News Release: January 21, 2016

Docket Nos. RP16-299-000, RP16-300-000, RP16-301-000 and RP16-302-000

Item Nos. G-1, G-2, G-3 & G-4 Decisions: G-1 , G-2 , G-3 & G-4

The Federal Energy Regulatory Commission (FERC) today announced it will initiate Natural Gas Act section 5 investigations of the rates charged by four interstate natural gas pipelines to determine if the companies may be substantially over-recovering their costs, resulting in unjust and unreasonable rates.

The Commission will investigate the rates of Tuscarora Gas Transmission Company (Docket No. RP16-299-000), Empire Pipeline, Inc. (Docket No. RP16-300-000), Iroquois Gas Transmission System, LP (Docket No. RP16-301-000) and Columbia Gulf Transmission, LLC (Docket No. RP16-302-000).

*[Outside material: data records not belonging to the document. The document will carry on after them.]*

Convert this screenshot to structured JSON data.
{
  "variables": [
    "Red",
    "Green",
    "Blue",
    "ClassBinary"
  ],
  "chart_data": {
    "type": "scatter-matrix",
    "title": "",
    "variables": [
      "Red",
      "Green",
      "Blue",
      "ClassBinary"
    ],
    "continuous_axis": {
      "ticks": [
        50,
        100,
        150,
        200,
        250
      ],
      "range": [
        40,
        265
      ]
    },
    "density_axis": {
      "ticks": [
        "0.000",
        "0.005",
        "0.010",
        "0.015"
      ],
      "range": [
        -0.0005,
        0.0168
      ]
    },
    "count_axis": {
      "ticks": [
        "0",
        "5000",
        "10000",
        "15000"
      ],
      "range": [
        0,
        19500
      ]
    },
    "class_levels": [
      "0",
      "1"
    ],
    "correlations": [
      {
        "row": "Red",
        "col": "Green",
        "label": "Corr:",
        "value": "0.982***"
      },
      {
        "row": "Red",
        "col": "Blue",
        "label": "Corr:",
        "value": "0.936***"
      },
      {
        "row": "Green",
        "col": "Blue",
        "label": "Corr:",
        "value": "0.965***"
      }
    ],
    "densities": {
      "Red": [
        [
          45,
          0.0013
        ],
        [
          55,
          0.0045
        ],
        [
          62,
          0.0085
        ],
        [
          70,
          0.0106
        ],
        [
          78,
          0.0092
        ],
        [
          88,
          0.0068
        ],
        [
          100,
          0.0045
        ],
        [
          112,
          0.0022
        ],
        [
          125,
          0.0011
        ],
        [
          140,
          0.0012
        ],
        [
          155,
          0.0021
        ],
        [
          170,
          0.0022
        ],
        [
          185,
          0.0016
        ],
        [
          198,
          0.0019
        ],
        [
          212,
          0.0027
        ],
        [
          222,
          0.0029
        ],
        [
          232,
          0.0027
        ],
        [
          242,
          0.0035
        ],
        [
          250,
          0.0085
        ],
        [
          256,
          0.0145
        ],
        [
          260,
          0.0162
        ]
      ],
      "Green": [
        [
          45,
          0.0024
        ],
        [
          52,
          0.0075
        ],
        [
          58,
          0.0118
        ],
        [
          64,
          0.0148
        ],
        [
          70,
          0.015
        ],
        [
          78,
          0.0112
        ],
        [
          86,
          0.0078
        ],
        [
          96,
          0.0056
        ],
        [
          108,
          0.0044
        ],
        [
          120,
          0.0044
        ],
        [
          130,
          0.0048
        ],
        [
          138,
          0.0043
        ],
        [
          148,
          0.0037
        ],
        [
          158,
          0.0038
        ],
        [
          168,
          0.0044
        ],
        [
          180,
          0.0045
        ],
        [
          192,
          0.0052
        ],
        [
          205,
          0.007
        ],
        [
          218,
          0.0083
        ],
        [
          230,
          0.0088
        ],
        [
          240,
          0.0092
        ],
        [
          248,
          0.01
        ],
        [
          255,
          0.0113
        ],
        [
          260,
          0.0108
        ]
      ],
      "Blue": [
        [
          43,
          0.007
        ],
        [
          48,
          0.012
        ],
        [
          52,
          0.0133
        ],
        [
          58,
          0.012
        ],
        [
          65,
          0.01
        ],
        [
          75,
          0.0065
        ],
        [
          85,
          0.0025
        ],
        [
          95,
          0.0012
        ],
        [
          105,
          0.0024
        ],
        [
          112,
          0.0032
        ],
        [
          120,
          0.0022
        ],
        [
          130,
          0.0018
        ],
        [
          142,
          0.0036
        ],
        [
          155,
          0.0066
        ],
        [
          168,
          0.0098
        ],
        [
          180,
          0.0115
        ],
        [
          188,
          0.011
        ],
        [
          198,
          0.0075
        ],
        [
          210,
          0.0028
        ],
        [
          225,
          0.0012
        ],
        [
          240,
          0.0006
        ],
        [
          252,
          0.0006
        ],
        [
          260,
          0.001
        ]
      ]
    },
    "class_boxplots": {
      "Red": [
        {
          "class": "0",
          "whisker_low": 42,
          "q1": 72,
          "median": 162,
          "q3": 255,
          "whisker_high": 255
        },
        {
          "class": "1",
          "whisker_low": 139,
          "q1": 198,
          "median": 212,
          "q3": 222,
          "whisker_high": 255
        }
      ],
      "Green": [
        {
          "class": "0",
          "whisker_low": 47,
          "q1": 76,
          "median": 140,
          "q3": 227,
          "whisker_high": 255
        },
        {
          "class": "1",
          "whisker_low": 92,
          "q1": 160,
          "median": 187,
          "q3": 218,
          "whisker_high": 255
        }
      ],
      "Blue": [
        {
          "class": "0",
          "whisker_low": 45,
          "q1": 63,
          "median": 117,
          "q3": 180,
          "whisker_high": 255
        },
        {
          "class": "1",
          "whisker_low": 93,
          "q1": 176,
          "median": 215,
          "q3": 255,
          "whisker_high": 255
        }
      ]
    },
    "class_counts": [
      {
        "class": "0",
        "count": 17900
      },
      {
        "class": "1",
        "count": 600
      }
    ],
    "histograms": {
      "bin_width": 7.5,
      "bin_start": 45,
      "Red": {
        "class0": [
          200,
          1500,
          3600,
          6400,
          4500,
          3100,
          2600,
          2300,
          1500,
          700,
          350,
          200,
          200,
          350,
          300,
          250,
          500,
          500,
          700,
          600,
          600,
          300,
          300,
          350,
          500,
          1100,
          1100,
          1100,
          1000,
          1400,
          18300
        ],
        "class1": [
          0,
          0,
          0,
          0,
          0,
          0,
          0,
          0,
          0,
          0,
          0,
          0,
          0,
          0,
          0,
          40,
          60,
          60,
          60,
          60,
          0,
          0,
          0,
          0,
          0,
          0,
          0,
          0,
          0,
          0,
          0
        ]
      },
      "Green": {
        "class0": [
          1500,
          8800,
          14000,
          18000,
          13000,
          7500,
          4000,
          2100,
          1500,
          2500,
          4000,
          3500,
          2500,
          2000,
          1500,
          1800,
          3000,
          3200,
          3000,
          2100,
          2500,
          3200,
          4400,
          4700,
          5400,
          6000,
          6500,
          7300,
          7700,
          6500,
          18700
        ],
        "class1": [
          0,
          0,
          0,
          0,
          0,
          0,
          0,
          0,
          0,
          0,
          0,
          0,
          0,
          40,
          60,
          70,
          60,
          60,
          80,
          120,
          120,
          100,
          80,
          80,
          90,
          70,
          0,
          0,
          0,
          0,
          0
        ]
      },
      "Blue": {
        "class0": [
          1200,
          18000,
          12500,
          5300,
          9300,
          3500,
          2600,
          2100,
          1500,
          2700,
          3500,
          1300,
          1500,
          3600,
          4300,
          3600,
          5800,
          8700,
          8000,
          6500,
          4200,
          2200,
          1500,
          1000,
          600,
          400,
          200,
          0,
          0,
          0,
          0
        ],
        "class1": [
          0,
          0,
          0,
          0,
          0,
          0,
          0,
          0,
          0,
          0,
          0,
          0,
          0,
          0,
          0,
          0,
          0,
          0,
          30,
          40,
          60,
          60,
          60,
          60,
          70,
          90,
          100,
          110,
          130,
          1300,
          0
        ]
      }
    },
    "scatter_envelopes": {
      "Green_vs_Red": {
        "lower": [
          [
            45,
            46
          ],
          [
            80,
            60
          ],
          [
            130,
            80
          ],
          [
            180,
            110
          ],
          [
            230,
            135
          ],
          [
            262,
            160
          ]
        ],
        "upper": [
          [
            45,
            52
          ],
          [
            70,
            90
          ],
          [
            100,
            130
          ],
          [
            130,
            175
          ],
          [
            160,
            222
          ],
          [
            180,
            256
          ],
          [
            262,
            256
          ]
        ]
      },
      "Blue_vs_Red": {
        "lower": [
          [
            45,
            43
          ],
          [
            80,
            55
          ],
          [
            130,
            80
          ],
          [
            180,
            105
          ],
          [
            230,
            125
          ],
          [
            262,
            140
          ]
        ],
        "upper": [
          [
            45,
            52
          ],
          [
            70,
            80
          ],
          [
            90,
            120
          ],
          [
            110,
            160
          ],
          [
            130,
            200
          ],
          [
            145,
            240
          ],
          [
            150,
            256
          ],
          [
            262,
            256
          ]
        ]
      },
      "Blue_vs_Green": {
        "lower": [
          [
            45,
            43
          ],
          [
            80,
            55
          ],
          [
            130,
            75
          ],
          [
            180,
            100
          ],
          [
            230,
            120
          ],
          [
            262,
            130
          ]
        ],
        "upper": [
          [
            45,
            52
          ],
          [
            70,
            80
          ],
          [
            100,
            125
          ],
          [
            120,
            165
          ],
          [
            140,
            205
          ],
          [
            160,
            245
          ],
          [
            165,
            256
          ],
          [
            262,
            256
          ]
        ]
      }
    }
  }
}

FERC reviewed the cost and revenue information provided by the companies in their filings of FERC Form No. 2, the Annual Report for Major Natural Gas Companies, and FERC Form No. 2-A, Annual Report for Non-Major Natural Gas Companies, for 2013 and 2014. Based on this review, the Commission became concerned that each pipeline company is collecting revenue substantially in excess of the pipeline’s actual cost of service, including a reasonable return on equity.

FERC directed each pipeline to file a cost and revenue study within 75 days of the issuance date of that pipeline’s order. The Commission also set each case for evidentiary hearings before a FERC administrative law judge.